Monday, May 22, 2006

Online PR evaluation

Robin Gurney of Altex alerted me to this Free Pint post. It is a very good run-down of tools that are available for monitoring more than just newspaper clips.

Here are some of the search engines that Patrice K. Curtis recommends in her article.

IceRocket <http://www.icerocket.com/>-
Technorati <http://www.technorati.com/>-
Google <http://blogsearch.google.com/blogsearch>-
BlogPulse <http://www.blogpulse.com/> -
Blogger (Google-owned) <http://www.blogger.com/start>-
Bloglines <http://www.bloglines.com/>-
Feedster <http://www.feedster.com/>-
del.icio.us <http://del.icio.us/>-
Podcast Alley <http://www.podcastalley.com/>-
Podcast.Net <http://www.podcast.net/>-
Podzinger <http://www.podzinger.com/>

Monitoring in this digital age need not be scary stuff.

One would expect every PR person to be aware of such tools. After all, if you issue a press release to your favourite newspaper and it does not create Google Juice, it got lost in the post.

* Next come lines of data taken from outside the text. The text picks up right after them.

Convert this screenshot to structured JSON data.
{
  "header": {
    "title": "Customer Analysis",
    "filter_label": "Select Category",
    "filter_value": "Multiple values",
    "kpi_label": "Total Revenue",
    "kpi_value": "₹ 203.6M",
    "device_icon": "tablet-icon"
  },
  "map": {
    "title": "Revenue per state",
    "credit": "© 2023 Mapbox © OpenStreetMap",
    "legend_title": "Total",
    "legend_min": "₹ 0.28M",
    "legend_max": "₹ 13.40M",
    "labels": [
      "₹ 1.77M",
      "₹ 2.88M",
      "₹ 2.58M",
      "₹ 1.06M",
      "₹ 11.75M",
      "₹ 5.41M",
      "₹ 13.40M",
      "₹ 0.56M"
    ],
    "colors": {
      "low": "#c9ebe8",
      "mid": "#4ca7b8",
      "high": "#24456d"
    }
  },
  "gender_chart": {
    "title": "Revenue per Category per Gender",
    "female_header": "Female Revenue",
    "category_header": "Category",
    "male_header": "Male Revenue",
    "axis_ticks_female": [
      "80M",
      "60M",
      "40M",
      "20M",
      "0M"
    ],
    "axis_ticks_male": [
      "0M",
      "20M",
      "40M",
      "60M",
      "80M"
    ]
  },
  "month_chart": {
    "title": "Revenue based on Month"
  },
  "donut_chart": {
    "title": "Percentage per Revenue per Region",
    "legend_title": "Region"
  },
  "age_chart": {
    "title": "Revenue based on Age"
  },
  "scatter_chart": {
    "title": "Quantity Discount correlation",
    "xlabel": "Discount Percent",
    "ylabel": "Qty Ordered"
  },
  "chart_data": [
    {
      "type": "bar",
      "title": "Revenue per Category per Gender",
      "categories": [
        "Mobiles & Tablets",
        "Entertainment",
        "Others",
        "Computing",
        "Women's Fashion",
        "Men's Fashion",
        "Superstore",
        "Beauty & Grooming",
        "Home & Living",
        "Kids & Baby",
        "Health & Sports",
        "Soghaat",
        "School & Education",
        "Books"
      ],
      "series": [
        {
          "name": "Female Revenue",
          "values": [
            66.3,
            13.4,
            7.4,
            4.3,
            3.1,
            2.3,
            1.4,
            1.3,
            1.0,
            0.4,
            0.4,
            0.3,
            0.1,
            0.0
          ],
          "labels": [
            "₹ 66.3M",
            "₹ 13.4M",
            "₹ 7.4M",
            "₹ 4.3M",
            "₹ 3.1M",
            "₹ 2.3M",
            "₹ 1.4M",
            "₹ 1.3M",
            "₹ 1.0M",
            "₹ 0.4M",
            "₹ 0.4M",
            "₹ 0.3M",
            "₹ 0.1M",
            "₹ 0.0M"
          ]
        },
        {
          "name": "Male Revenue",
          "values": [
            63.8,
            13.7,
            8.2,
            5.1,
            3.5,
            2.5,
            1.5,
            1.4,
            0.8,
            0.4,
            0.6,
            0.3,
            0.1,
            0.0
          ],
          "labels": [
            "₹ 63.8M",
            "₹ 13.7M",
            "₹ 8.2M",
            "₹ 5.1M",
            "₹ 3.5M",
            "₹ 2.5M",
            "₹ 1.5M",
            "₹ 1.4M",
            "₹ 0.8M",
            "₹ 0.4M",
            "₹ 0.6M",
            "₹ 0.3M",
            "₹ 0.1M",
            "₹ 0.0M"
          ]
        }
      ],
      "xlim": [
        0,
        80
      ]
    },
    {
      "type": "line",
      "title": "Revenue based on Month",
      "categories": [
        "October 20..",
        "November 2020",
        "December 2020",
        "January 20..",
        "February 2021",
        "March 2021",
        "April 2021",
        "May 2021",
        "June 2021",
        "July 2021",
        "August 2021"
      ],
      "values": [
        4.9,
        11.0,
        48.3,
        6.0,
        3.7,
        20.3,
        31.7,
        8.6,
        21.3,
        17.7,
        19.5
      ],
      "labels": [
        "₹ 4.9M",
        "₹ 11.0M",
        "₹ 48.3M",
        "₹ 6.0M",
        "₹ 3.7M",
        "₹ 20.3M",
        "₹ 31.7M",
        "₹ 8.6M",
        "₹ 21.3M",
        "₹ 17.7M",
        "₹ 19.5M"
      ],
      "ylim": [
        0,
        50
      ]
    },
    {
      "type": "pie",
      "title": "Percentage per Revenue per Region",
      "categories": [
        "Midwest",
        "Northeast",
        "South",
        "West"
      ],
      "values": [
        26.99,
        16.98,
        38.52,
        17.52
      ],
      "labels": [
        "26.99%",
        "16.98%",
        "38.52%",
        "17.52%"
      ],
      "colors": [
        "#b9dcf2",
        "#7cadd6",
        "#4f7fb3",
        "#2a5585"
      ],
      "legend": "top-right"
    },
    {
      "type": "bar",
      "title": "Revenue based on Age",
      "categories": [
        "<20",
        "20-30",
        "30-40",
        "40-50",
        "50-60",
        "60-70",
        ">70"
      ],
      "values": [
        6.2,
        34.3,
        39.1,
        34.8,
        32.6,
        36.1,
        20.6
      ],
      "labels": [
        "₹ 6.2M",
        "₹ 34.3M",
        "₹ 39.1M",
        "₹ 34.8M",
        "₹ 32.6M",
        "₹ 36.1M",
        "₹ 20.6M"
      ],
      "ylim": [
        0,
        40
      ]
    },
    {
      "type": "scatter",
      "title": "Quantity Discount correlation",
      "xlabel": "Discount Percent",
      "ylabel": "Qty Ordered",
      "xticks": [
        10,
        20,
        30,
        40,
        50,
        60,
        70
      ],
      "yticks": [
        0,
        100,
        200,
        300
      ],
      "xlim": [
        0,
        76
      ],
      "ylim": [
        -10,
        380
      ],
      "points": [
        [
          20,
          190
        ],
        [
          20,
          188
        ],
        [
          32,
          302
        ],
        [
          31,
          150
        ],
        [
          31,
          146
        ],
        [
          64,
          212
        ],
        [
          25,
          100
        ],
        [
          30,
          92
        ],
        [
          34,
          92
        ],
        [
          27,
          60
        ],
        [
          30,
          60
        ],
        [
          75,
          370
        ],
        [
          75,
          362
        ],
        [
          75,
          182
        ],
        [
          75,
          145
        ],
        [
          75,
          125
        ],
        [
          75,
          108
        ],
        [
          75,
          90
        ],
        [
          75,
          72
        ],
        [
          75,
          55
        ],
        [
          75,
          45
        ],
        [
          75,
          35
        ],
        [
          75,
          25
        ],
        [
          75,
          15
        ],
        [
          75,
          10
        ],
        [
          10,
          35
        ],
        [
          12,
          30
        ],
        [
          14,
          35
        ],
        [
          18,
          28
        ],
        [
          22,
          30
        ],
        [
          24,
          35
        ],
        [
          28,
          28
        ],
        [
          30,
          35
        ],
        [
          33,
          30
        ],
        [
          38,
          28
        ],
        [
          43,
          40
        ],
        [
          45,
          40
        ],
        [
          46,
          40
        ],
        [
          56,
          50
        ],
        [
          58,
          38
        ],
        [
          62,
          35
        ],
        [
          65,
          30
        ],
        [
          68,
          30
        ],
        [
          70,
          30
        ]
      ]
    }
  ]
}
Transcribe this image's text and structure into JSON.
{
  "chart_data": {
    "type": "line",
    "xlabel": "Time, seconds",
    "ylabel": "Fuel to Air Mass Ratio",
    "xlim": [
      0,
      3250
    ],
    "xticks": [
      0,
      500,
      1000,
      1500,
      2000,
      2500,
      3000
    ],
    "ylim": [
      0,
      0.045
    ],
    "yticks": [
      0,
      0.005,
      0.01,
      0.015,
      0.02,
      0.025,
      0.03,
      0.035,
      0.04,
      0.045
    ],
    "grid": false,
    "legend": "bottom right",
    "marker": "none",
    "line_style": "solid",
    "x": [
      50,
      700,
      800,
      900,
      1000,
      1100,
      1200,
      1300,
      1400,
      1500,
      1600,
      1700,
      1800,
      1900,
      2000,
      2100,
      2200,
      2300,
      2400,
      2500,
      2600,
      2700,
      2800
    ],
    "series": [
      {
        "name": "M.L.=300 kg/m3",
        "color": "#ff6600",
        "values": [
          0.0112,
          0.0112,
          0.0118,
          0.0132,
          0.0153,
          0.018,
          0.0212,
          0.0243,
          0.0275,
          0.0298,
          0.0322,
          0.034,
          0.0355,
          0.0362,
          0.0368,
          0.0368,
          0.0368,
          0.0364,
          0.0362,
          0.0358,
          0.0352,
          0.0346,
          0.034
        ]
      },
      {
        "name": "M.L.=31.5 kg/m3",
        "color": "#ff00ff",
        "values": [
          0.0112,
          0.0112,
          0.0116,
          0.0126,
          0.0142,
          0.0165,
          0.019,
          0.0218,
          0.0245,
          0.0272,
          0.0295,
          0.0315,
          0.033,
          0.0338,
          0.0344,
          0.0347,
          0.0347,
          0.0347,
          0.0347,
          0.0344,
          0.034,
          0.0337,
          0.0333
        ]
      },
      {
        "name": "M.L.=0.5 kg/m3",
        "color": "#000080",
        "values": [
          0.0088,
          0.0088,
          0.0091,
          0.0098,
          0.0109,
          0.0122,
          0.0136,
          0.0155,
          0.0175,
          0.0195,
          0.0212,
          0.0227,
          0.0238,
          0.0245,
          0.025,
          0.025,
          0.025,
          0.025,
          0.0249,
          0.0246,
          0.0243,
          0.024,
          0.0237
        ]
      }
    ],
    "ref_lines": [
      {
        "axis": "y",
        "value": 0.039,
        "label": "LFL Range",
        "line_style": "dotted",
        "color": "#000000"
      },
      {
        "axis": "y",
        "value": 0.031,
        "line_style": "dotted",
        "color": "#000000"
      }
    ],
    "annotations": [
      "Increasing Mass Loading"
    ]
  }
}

I would add 'The Daily Chase' and CyberAlert to the list to help my customers with thier on-line monitoring to ensure the sweep is as complete as possibe (news, Usenet and New Media - a bundle that costs justs over £450 per month – but less of the advertising already).

The issue that really faces us is the capability to extract, de-duplicate and and make sense of all this intelligence. There is far too much 'stuff' here to be read and digested and it would consume the life of any PR person to the detriment of pro-active work.

With Girish, the head of software development at the Springboard PR in Bangalore, I have been working on a capability that take any combination of RSS feeds and summarise the content under subject headings with access through to the original stories and posts (We keep a blog running on developments for those who have a technical interest).

The subject headings are derived as part of a Latent Semantic Analysis process in effect creating a newspaper 'on the fly'.

These are very Web 2.0 and are going to be valuable as we move from clippings and 'evaluation' towards intelligence gathering.
Picture: Mask Mashup by Bonnie Gillard




1 comment:

  1. Anonymous8:22 am

    Just came across this post and I find your approach to media monitoring spot on - too much emphasis is put on the clipping aspect of media monitoring. As you have written about before, the most interesting aspect of media monitoring is where we can identify behavior changes (such as I link to an article as I find it interesting). The software project you are working on seems to be an interesting move in this direction.